Eine dritte Tatsache, die vertuscht wird: Indien überarbeitet leise seine Strategie für strategische Reserven. Die aktuellen Bestände decken etwa 76 Tage des Verbrauchs. Dies reicht für einen kurzfristigen Schock, aber nicht für einen langwierigen Krieg. Es laufen Gespräche mit den VAE und Saudi-Arabien über die Schaffung gemeinsamer Lagereinrichtungen in Indien – eine Art „Öl-NATO“. Details werden nicht bekannt gegeben, aber das Investitionsvolumen wird auf 8–10 Milliarden US-Dollar geschätzt.

Prognose: Nächste 30 Tage und 90 Tage

30 Tage:

Ich erwarte, dass die RBI den Leitzins auf der Sitzung des geldpolitischen Komitees im Juni (vom 4. bis 6. Juni) bei 5,25 % belässt. Die Zentralbank wird weiterhin das Spiel „Abwarten und beobachten“ spielen, in der Hoffnung auf eine diplomatische Lösung im Nahen Osten.

Die Rupie wird in der Spanne von 95–98 pro Dollar bleiben, jedoch mit hoher Volatilität. Mit jeder Verschlechterung der Nachrichten aus der Region wird das USD/INR-Paar neue Allzeithochs testen. RBI-Interventionen werden den Rückgang glätten, aber nicht verhindern.

90 Tage:

Wenn bis Ende August kein Waffenstillstand erreicht wird – und da Trump seine Forderungen an den Iran eher verschärft als abschwächt, ist dies ein wahrscheinliches Szenario – steht Indien vor einem dreifachen Schlag.

Erstens: eine Erhöhung der Einzelhandelstreibstoffpreise um 10–15 %. Dies wird 0,8–1,2 Prozentpunkte zur Jahresinflation hinzufügen und sie über 5,5 % treiben.

Zweitens: Die Kapitalflucht wird sich beschleunigen.
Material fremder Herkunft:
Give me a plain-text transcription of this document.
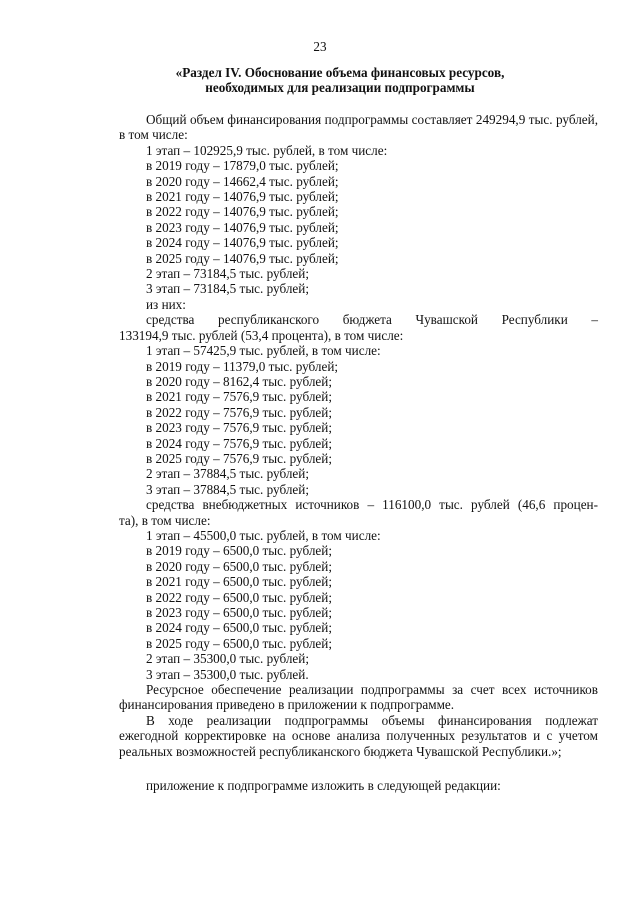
23
«Раздел IV. Обоснование объема финансовых ресурсов,
необходимых для реализации подпрограммы

Общий объем финансирования подпрограммы составляет 249294,9 тыс. рублей, в том числе:

1 этап – 102925,9 тыс. рублей, в том числе:
в 2019 году – 17879,0 тыс. рублей;
в 2020 году – 14662,4 тыс. рублей;
в 2021 году – 14076,9 тыс. рублей;
в 2022 году – 14076,9 тыс. рублей;
в 2023 году – 14076,9 тыс. рублей;
в 2024 году – 14076,9 тыс. рублей;
в 2025 году – 14076,9 тыс. рублей;
2 этап – 73184,5 тыс. рублей;
3 этап – 73184,5 тыс. рублей;
из них:

средства республиканского бюджета Чувашской Республики –

133194,9 тыс. рублей (53,4 процента), в том числе:

1 этап – 57425,9 тыс. рублей, в том числе:
в 2019 году – 11379,0 тыс. рублей;
в 2020 году – 8162,4 тыс. рублей;
в 2021 году – 7576,9 тыс. рублей;
в 2022 году – 7576,9 тыс. рублей;
в 2023 году – 7576,9 тыс. рублей;
в 2024 году – 7576,9 тыс. рублей;
в 2025 году – 7576,9 тыс. рублей;
2 этап – 37884,5 тыс. рублей;
3 этап – 37884,5 тыс. рублей;

средства внебюджетных источников – 116100,0 тыс. рублей (46,6 процен-

та), в том числе:

1 этап – 45500,0 тыс. рублей, в том числе:
в 2019 году – 6500,0 тыс. рублей;
в 2020 году – 6500,0 тыс. рублей;
в 2021 году – 6500,0 тыс. рублей;
в 2022 году – 6500,0 тыс. рублей;
в 2023 году – 6500,0 тыс. рублей;
в 2024 году – 6500,0 тыс. рублей;
в 2025 году – 6500,0 тыс. рублей;
2 этап – 35300,0 тыс. рублей;
3 этап – 35300,0 тыс. рублей.

Ресурсное обеспечение реализации подпрограммы за счет всех источников финансирования приведено в приложении к подпрограмме.

В ходе реализации подпрограммы объемы финансирования подлежат ежегодной корректировке на основе анализа полученных результатов и с учетом реальных возможностей республиканского бюджета Чувашской Республики.»;

приложение к подпрограмме изложить в следующей редакции:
FPIs, die bereits fast 20 Milliarden US-Dollar in zwei Monaten abgezogen haben, werden ihre Positionen weiter reduzieren. Die Rupie wird die Marke von 100 pro Dollar durchbrechen.

Drittens: Die RBI wird gezwungen sein, die Zinsen zu erhöhen – zum ersten Mal seit eineinhalb Jahren. Ich erwarte eine Erhöhung um 25–50 Basispunkte auf 5,5–5,75 % bis September 2026. Dies wird einen Markt schockieren, der bereits an die Euphorie von Zinssenkungen gewöhnt ist. Anleihen werden fallen. Aktien – insbesondere der Bankensektor, der zinsempfindlich ist – werden um 10–15 % korrigieren.


Redaktionelle Prognose

Asset: USD/INR-Paar (indische Rupie vs. US-Dollar).

Richtung: Aufwärts (Rupie schwächt sich) um 1–2 % in den nächsten 48–72 Stunden. Ich erwarte eine Bewegung auf 96,80–97,50.

Wichtige Niveaus: aktuelle Unterstützung bei 95,80; Widerstand bei 96,50. Ein Ausbruch über 96,50 öffnet den Weg zu 97,50. Die psychologische Marke von 100 ist eine Frage von Wochen, nicht Monaten.

Vertrauensniveau: hoch (75 %).

Hauptrisiko: Ein unerwarteter starker Rückgang der Ölpreise (z. B. ein sofortiger Waffenstillstand im Nahen Osten) würde die Rupie innerhalb von 24 Stunden auf 94,00–95,00 stärken, da der Bedarf an Interventionen sinken und sich die Handelsbilanz verbessern würde. Die Wahrscheinlichkeit dafür ist jedoch angesichts der aktuellen Rhetorik von Trump und Iran nahe Null.

Die redaktionelle Meinung ist keine Anlageempfehlung.